In March 2020, a group of Middle School students will travel to Guatamala to volunteer with the organization From Houses to Homes, working alongside Guatemalan families to build muchneeded housing.

— Kofoworola Jolaoso ’20 Spanish Club pursues service opportunities in Trenton World Language clubs often get involved in community service activities. In October 2019, students from the Spanish Club and several Spanish classes went to Trenton to help the Eastern Service Workers Association celebrate Halloween with the children from that community. Jose Hernandez, who is a member of the School kitchen staff, is part of this organization and went on this visit to share the day with the Pennington students.
“At Pennington, pretty much every student helps in some way with community service—at the HomeFront Holiday Party, Gym & Swim, during food/clothing drives, or even in simple ways like smiling at your peers and holding doors.
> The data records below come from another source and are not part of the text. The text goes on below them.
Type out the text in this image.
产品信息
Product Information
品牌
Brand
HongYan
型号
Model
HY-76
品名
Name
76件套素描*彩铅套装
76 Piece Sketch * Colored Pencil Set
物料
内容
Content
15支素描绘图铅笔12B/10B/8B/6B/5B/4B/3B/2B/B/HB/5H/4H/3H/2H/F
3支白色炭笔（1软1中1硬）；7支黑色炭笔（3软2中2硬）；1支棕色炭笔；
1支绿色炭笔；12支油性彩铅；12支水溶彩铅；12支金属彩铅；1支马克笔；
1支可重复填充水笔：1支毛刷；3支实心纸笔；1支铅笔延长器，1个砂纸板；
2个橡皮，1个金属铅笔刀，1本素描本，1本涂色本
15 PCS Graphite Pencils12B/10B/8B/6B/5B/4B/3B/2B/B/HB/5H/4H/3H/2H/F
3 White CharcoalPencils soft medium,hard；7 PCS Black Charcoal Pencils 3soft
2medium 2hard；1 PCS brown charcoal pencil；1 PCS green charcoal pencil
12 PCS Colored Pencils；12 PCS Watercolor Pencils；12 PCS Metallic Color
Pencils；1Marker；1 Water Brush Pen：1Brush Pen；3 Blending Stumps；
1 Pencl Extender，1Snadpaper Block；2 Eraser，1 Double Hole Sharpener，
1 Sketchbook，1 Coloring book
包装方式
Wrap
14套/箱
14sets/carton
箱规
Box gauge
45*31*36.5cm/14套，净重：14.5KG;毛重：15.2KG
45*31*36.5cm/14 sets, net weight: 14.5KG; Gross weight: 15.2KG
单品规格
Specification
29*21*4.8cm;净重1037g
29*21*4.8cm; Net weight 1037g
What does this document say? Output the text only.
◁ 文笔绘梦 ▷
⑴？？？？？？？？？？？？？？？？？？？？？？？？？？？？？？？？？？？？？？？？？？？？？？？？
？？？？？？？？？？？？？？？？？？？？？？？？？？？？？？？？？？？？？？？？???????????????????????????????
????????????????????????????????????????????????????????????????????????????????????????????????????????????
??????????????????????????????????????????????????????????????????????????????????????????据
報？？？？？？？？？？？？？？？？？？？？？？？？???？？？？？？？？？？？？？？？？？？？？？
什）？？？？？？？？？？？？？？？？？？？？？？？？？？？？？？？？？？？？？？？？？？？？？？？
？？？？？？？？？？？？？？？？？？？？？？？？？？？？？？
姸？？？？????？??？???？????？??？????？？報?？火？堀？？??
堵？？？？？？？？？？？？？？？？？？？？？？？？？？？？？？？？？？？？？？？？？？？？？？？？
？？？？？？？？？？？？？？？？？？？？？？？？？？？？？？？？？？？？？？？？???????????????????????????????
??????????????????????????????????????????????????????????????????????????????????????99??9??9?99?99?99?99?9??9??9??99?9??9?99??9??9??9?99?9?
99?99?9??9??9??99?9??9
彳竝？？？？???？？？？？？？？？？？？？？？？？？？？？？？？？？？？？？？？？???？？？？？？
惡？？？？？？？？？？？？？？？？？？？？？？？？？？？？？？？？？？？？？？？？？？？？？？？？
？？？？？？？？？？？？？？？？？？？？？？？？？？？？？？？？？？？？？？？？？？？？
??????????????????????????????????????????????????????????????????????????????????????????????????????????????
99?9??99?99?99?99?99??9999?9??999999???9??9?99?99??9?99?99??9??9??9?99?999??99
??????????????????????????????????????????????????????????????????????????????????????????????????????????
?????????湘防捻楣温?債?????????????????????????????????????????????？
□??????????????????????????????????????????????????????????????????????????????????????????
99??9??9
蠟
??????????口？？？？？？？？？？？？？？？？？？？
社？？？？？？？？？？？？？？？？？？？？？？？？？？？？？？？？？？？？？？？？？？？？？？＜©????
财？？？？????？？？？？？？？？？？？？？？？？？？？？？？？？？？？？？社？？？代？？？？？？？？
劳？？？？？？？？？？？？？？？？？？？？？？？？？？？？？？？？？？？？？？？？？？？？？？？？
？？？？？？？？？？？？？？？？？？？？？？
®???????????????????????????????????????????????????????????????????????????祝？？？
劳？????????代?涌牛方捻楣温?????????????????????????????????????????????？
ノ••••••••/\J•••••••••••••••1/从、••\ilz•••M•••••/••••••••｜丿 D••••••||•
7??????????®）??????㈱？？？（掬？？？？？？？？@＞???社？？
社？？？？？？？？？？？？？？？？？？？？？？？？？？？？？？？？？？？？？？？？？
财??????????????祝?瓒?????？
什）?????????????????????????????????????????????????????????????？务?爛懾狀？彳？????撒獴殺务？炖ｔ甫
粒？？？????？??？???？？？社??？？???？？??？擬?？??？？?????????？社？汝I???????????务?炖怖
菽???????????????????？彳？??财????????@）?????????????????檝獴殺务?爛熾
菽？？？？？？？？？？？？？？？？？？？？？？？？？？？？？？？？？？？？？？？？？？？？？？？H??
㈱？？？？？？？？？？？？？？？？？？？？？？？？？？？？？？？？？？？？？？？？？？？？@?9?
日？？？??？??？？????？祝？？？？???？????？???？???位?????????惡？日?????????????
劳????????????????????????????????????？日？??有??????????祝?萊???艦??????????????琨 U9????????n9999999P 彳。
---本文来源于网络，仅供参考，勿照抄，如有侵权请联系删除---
The Community Service Club participates in and organizes as many events and activities as possible each year.”
—Molly Gibbard ’21


STEM Leaders visit Seix Academy The STEM Leaders Club visits the Christina Seix Academy to work with elementary school students on various activities. On September 25, they helped first-grade classes design and fly paper airplanes. The firstgrade students acted like scientists as they figured out the best way to get their planes to fly through the air. An added challenge was to carry as many paper clips as possible.